BlueDesiro

Ketika mimpi diraut dan diasah, namun tiba-tiba patah, tenang saja.. masih ada kata 'CINTA' yang sudah kamu toreh disana, dikertas pilihanmu...

Surat Bersegel

Surat ku kali ini tidak muluk-muluk. tidak penuh argumentasi yang memusingkan kepala. tidak penuh cela yang membabi buta. tidak penuh kata-kata puitis gombal murahan. tidak penuh pengharapan yang hanya angan. tidak penuh sanjungan memuja-muji. cukup ber-alenia-alenia yang jujur dan pasrah.
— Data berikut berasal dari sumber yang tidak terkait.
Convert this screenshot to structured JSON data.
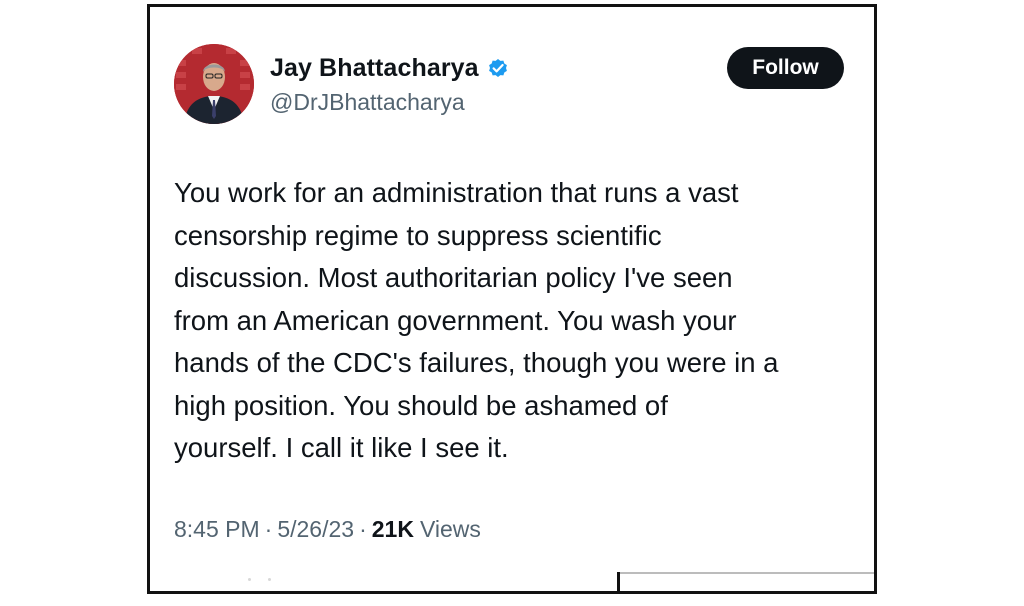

Surat ini mungkin tidak akan pernah masuk dalam kotak posmu. juga tidak akan pernah masuk dalam inbox di handphone atau e-mail mu. atau malah tidak akan pernah aku kirim.

Lihatlah sampul depannya. ada namamu disitu, Dheka Dwi Agusti N. ku tulisi dengan pena warna hitam. polos. karena memang itulah gambaran awal tentangmu.

Lihatlah sudut kanan atas sampul depannya. lihat perangkonya 5000 dengan gambar bunga-bunga putih yang jika bisa aku cium wanginya, pasti akan seperti wangimu yang sudah bisa aku cium dalam jarak 1 meter.

Lihatlah kertas yang aku isi dengan kalimat-kalimat panjang itu. bagus khan? berwarna biru persis dengan motif-motif di laptop aspire one biru mu.

Lihatlah isi surat itu :

"Kamu tahu denting piano yang paling nyaring? itu lah suara yang selalu terngiang ditelingaku ketika aku mengingatmu. kamu tahu senar biola yang paling jernih? itulah suara yang paling aku ingat ketika membayangkan raut wajahmu."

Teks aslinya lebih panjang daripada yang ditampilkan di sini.